Caregivers in the Philippines who apply to the Canadian visa post in Manila for a work permit to come to Canada routinely wait as long as two years or more for their papers to be cleared. This waiting time makes hiring caregivers from the Philippines a non-option for the majority of Canadian families looking for a nanny. Consequently, businesses offering to bring caregivers to Canada with false employers, only to be left in the dark upon their arrival, are enjoying a massive competitive advantage. Those nannies who come to Canada this way are often dependent upon those same agencies for new, real employers, and frequently do not have a full understanding of their rights.
For caregivers already in Canada, changing employers can also represent a major procedural problem. Caregivers need to complete twenty-four months of full time work within three years in order to become eligible for permanent residency (PR). Processing times for new work permits can take up to four months or more, meaning that every change in employers wastes important time that caregivers need to secure PR. Parents that can no longer afford a caregiver, elderly clients who pass away, and nannies escaping abuse represent just a few reasons these changes need to be made. In search of obtaining permanent residency, many nannies are again exposed to exploitation when they are no longer able to leave an abusive environment for fear of losing the possibility to stay in Canada.
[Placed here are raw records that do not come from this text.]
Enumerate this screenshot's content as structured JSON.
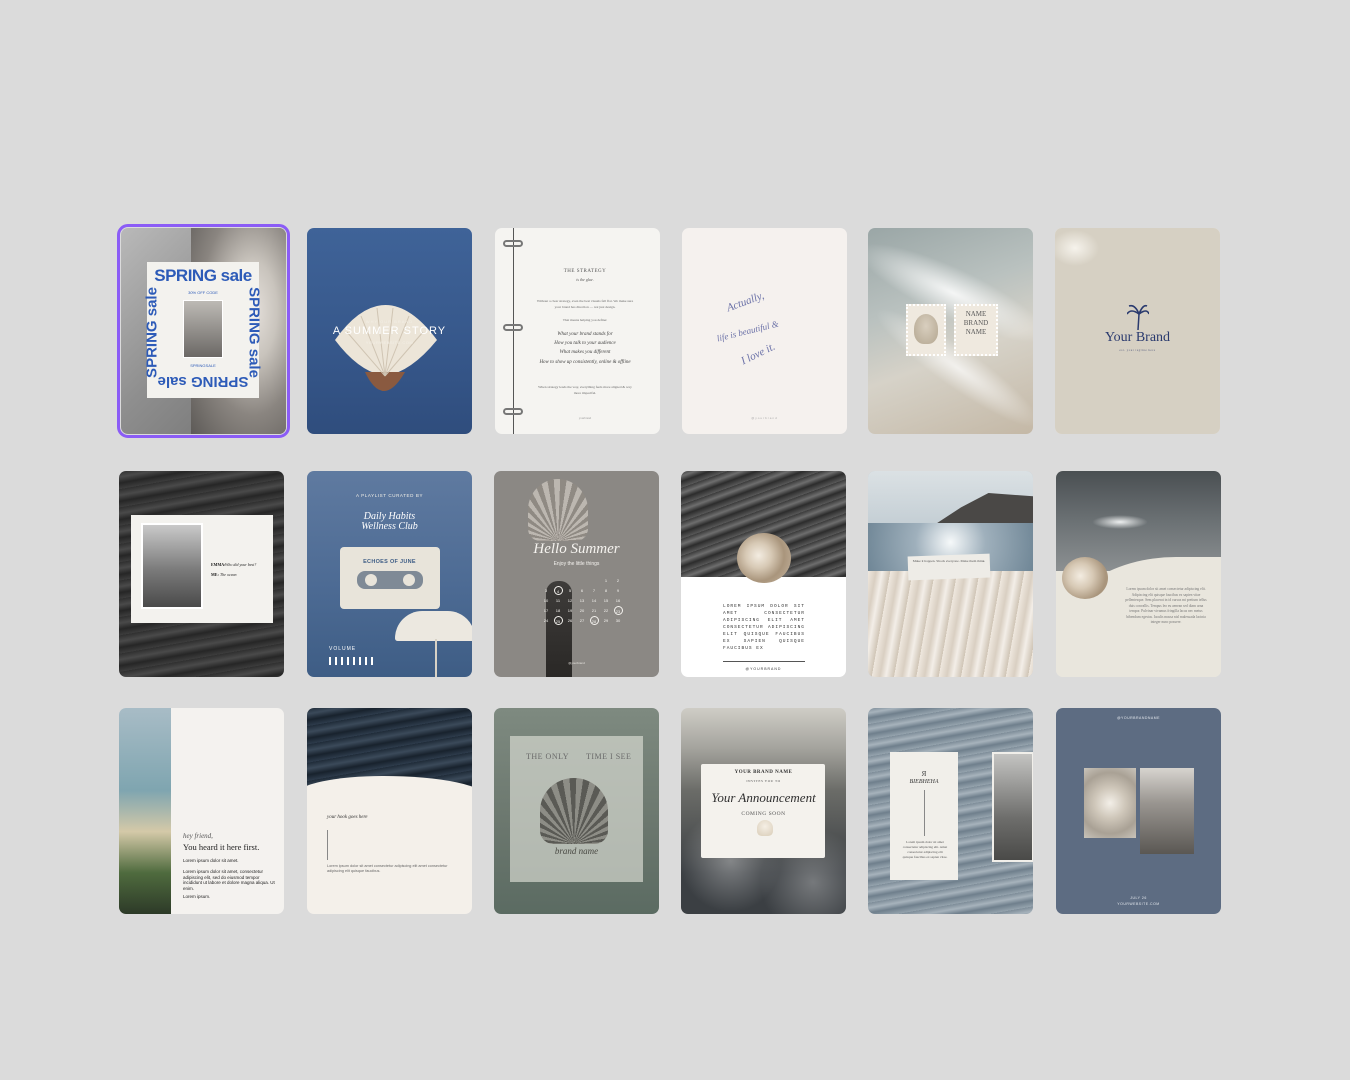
{
  "colors": {
    "background": "#dbdbdb",
    "selection": "#8b5cf6",
    "spring_blue": "#2d5bb8",
    "ocean_blue": "#3d5f92",
    "slate": "#5d6c82"
  },
  "templates": [
    {
      "id": "spring-sale",
      "selected": true,
      "headline": "SPRING sale",
      "left_word": "SPRING sale",
      "right_word": "SPRING sale",
      "bottom_word": "SPRING sale",
      "offer": "30% OFF CODE",
      "code": "SPRINGSALE"
    },
    {
      "id": "summer-story",
      "eyebrow": "WHY OUR BRAND",
      "title": "A SUMMER STORY",
      "url": "YOURWEBSITE.COM"
    },
    {
      "id": "the-strategy",
      "title": "THE STRATEGY",
      "subtitle": "is the glue.",
      "intro": "Without a clear strategy, even the best visuals fall flat. We make sure your brand has direction — not just design.",
      "lead": "That means helping you define:",
      "items": [
        "What your brand stands for",
        "How you talk to your audience",
        "What makes you different",
        "How to show up consistently, online & offline"
      ],
      "closing": "When strategy leads the way, everything feels more aligned & way more impactful.",
      "handle": "yourbrand"
    },
    {
      "id": "script-quote",
      "line1": "Actually,",
      "line2": "life is beautiful &",
      "line3": "I love it.",
      "footer": "@yourbrand"
    },
    {
      "id": "stamps",
      "stamp_text": "NAME BRAND NAME"
    },
    {
      "id": "your-brand",
      "brand": "Your Brand",
      "tagline": "est. your tagline here"
    },
    {
      "id": "interview",
      "q_label": "EMMA:",
      "question": "Who did your best?",
      "a_label": "ME:",
      "answer": "The ocean"
    },
    {
      "id": "playlist",
      "eyebrow": "A PLAYLIST CURATED BY",
      "title_line1": "Daily Habits",
      "title_line2": "Wellness Club",
      "tape_label": "ECHOES OF JUNE",
      "volume": "VOLUME"
    },
    {
      "id": "hello-summer",
      "title": "Hello Summer",
      "subtitle": "Enjoy the little things",
      "days": [
        "1",
        "2",
        "3",
        "4",
        "5",
        "6",
        "7",
        "8",
        "9",
        "10",
        "11",
        "12",
        "13",
        "14",
        "15",
        "16",
        "17",
        "18",
        "19",
        "20",
        "21",
        "22",
        "23",
        "24",
        "25",
        "26",
        "27",
        "28",
        "29",
        "30"
      ],
      "highlight_days": [
        "4",
        "23",
        "25",
        "28"
      ],
      "handle": "@yourbrand"
    },
    {
      "id": "nautilus-text",
      "body": "LOREM IPSUM DOLOR SIT AMET CONSECTETUR ADIPISCING ELIT AMET CONSECTETUR ADIPISCING ELIT QUISQUE FAUCIBUS EX SAPIEN QUISQUE FAUCIBUS EX",
      "footer": "@YOURBRAND"
    },
    {
      "id": "cliff-note",
      "note": "Make it happen. Shock everyone. Make them think."
    },
    {
      "id": "wave-text",
      "body": "Lorem ipsum dolor sit amet consectetur adipiscing elit. Adipiscing elit quisque faucibus ex sapien vitae pellentesque. Sem placerat in id cursus mi pretium tellus duis convallis. Tempus leo eu aenean sed diam urna tempor. Pulvinar vivamus fringilla lacus nec metus bibendum egestas. Iaculis massa nisl malesuada lacinia integer nunc posuere."
    },
    {
      "id": "beach-note",
      "script": "hey friend,",
      "headline": "You heard it here first.",
      "p1": "Lorem ipsum dolor sit amet.",
      "p2": "Lorem ipsum dolor sit amet, consectetur adipiscing elit, sed do eiusmod tempor incididunt ut labore et dolore magna aliqua. Ut enim.",
      "p3": "Lorem ipsum."
    },
    {
      "id": "hook",
      "hook": "your hook goes here",
      "body": "Lorem ipsum dolor sit amet consectetur adipiscing elit amet consectetur adipiscing elit quisque faucibus."
    },
    {
      "id": "only-time",
      "left": "THE ONLY",
      "right": "TIME I SEE",
      "script": "brand name"
    },
    {
      "id": "announcement",
      "brand": "YOUR BRAND NAME",
      "invite": "INVITES YOU TO",
      "script": "Your Announcement",
      "coming": "COMING SOON"
    },
    {
      "id": "journal",
      "icon_text": "Я",
      "title": "BIEBHEHA",
      "body": "Lorem ipsum dolor sit amet consectetur adipiscing elit. Amet consectetur adipiscing elit quisque faucibus ex sapien vitae."
    },
    {
      "id": "portrait-shell",
      "handle": "@YOURBRANDNAME",
      "date": "JULY 26",
      "url": "YOURWEBSITE.COM"
    }
  ]
}
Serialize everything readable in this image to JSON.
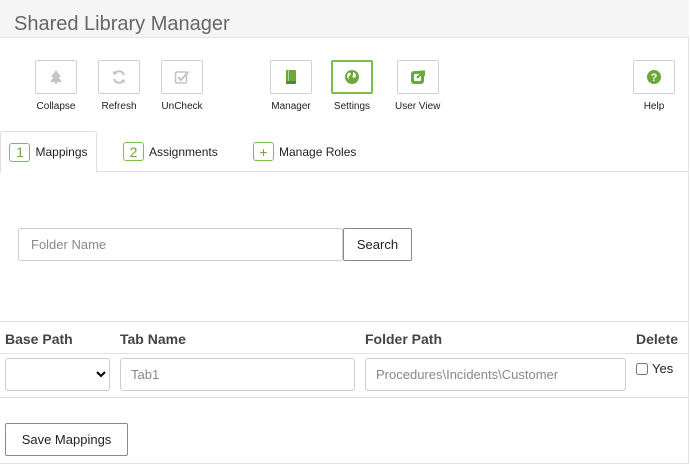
{
  "app": {
    "title": "Shared Library Manager"
  },
  "toolbar": {
    "collapse": {
      "label": "Collapse",
      "icon": "tree-icon"
    },
    "refresh": {
      "label": "Refresh",
      "icon": "refresh-icon"
    },
    "uncheck": {
      "label": "UnCheck",
      "icon": "checkbox-icon"
    },
    "manager": {
      "label": "Manager",
      "icon": "book-icon"
    },
    "settings": {
      "label": "Settings",
      "icon": "globe-icon"
    },
    "user_view": {
      "label": "User View",
      "icon": "external-link-icon"
    },
    "help": {
      "label": "Help",
      "icon": "question-icon"
    }
  },
  "tabs": [
    {
      "badge": "1",
      "label": "Mappings"
    },
    {
      "badge": "2",
      "label": "Assignments"
    },
    {
      "badge": "+",
      "label": "Manage Roles"
    }
  ],
  "search": {
    "placeholder": "Folder Name",
    "value": "",
    "button_label": "Search"
  },
  "table": {
    "headers": [
      "Base Path",
      "Tab Name",
      "Folder Path",
      "Delete"
    ],
    "row": {
      "base_path": "",
      "tab_name_placeholder": "Tab1",
      "folder_path_placeholder": "Procedures\\Incidents\\Customer",
      "delete_label": "Yes",
      "delete_checked": false
    }
  },
  "save_label": "Save Mappings",
  "colors": {
    "accent": "#7cc04a",
    "icon_gray": "#bdbdbd",
    "icon_green": "#6aa83a"
  }
}
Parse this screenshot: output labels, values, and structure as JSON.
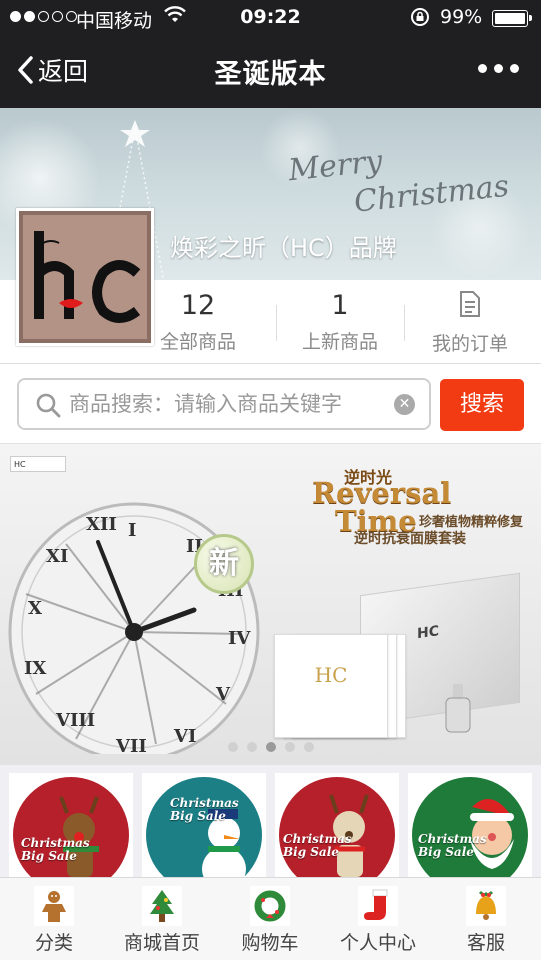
{
  "status_bar": {
    "carrier": "中国移动",
    "time": "09:22",
    "battery": "99%"
  },
  "nav": {
    "back_label": "返回",
    "title": "圣诞版本"
  },
  "shop": {
    "banner_text_line1": "Merry",
    "banner_text_line2": "Christmas",
    "brand_name": "焕彩之昕（HC）品牌",
    "stats": [
      {
        "value": "12",
        "label": "全部商品"
      },
      {
        "value": "1",
        "label": "上新商品"
      },
      {
        "value": "",
        "label": "我的订单"
      }
    ]
  },
  "search": {
    "placeholder": "商品搜索：请输入商品关键字",
    "button_label": "搜索"
  },
  "carousel": {
    "new_badge": "新",
    "headline_cn": "逆时光",
    "headline_en_1": "Reversal",
    "headline_en_2": "Time",
    "subtitle_1": "珍奢植物精粹修复",
    "subtitle_2": "逆时抗衰面膜套装",
    "brand_mark": "HC",
    "slide_count": 5,
    "active_slide": 2
  },
  "promo_tiles": [
    {
      "line1": "Christmas",
      "line2": "Big Sale",
      "bg": "#b5202a"
    },
    {
      "line1": "Christmas",
      "line2": "Big Sale",
      "bg": "#1d7f86"
    },
    {
      "line1": "Christmas",
      "line2": "Big Sale",
      "bg": "#b5202a"
    },
    {
      "line1": "Christmas",
      "line2": "Big Sale",
      "bg": "#1f7b3a"
    }
  ],
  "tabbar": {
    "items": [
      {
        "label": "分类",
        "icon": "gingerbread-icon"
      },
      {
        "label": "商城首页",
        "icon": "christmas-tree-icon"
      },
      {
        "label": "购物车",
        "icon": "wreath-icon"
      },
      {
        "label": "个人中心",
        "icon": "stocking-icon"
      },
      {
        "label": "客服",
        "icon": "bell-icon"
      }
    ]
  },
  "colors": {
    "nav_bg": "#1f1f21",
    "search_button": "#f23b12",
    "accent_red": "#e02020"
  }
}
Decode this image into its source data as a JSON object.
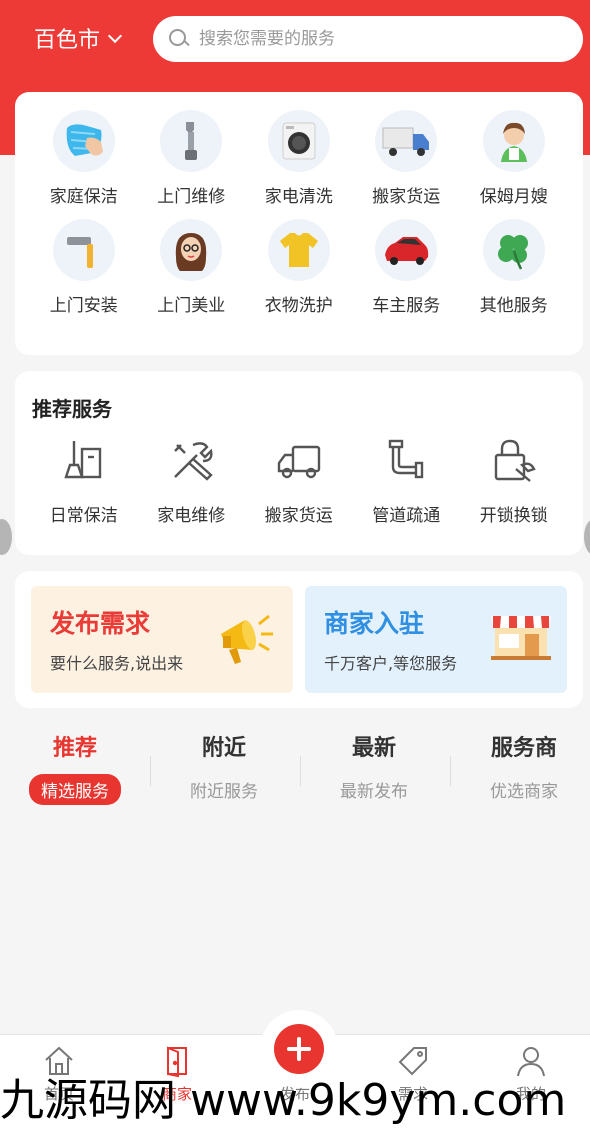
{
  "header": {
    "city": "百色市",
    "search_placeholder": "搜索您需要的服务"
  },
  "categories": [
    {
      "label": "家庭保洁",
      "icon": "cleaning-cloth-icon"
    },
    {
      "label": "上门维修",
      "icon": "wrench-icon"
    },
    {
      "label": "家电清洗",
      "icon": "washing-machine-icon"
    },
    {
      "label": "搬家货运",
      "icon": "truck-icon"
    },
    {
      "label": "保姆月嫂",
      "icon": "nanny-icon"
    },
    {
      "label": "上门安装",
      "icon": "hammer-icon"
    },
    {
      "label": "上门美业",
      "icon": "beauty-girl-icon"
    },
    {
      "label": "衣物洗护",
      "icon": "tshirt-icon"
    },
    {
      "label": "车主服务",
      "icon": "car-icon"
    },
    {
      "label": "其他服务",
      "icon": "clover-icon"
    }
  ],
  "recommend": {
    "title": "推荐服务",
    "items": [
      {
        "label": "日常保洁",
        "icon": "broom-bucket-icon"
      },
      {
        "label": "家电维修",
        "icon": "tools-icon"
      },
      {
        "label": "搬家货运",
        "icon": "delivery-truck-icon"
      },
      {
        "label": "管道疏通",
        "icon": "pipe-icon"
      },
      {
        "label": "开锁换锁",
        "icon": "lock-wrench-icon"
      }
    ]
  },
  "promo": {
    "publish": {
      "title": "发布需求",
      "subtitle": "要什么服务,说出来",
      "icon": "megaphone-icon"
    },
    "merchant": {
      "title": "商家入驻",
      "subtitle": "千万客户,等您服务",
      "icon": "shop-icon"
    }
  },
  "tabs": [
    {
      "name": "推荐",
      "sub": "精选服务",
      "active": true
    },
    {
      "name": "附近",
      "sub": "附近服务",
      "active": false
    },
    {
      "name": "最新",
      "sub": "最新发布",
      "active": false
    },
    {
      "name": "服务商",
      "sub": "优选商家",
      "active": false
    }
  ],
  "bottom_nav": [
    {
      "label": "首页",
      "icon": "home-icon"
    },
    {
      "label": "商家",
      "icon": "door-icon",
      "active": true
    },
    {
      "label": "发布",
      "icon": "plus-icon"
    },
    {
      "label": "需求",
      "icon": "tag-icon"
    },
    {
      "label": "我的",
      "icon": "user-icon"
    }
  ],
  "watermark": "九源码网 www.9k9ym.com",
  "colors": {
    "primary": "#ee3a36",
    "merchant_blue": "#2f8fe3",
    "background": "#f5f5f5"
  }
}
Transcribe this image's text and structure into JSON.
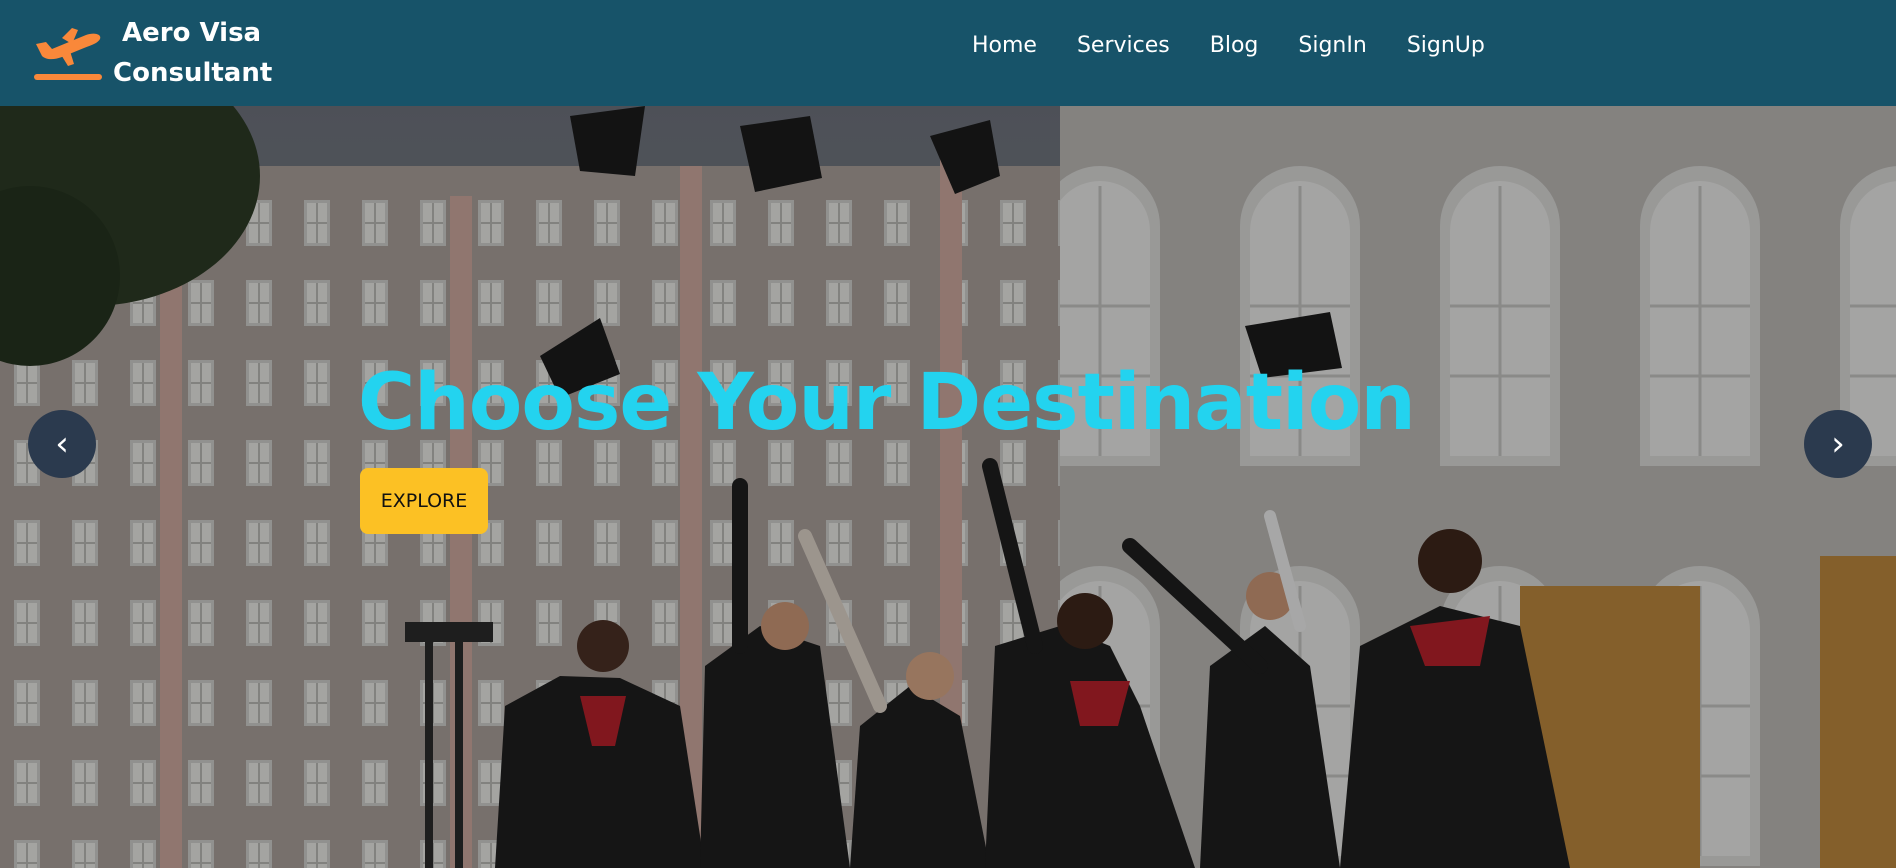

The CCA is calling for the creation of a processing unit similar to the Centralized Intake Office in Sydney, Nova Scotia that assists the federal skilled worker program with backlog. A similar office for the live-in caregiver program would provide expedited and standardized processing for work permits at Canadian Consulates abroad and within Canada – reducing their burdens and taking a major step to end the exploitation that flows from it. Simultaneously, an office of this kind would also provide employment opportunities domestically.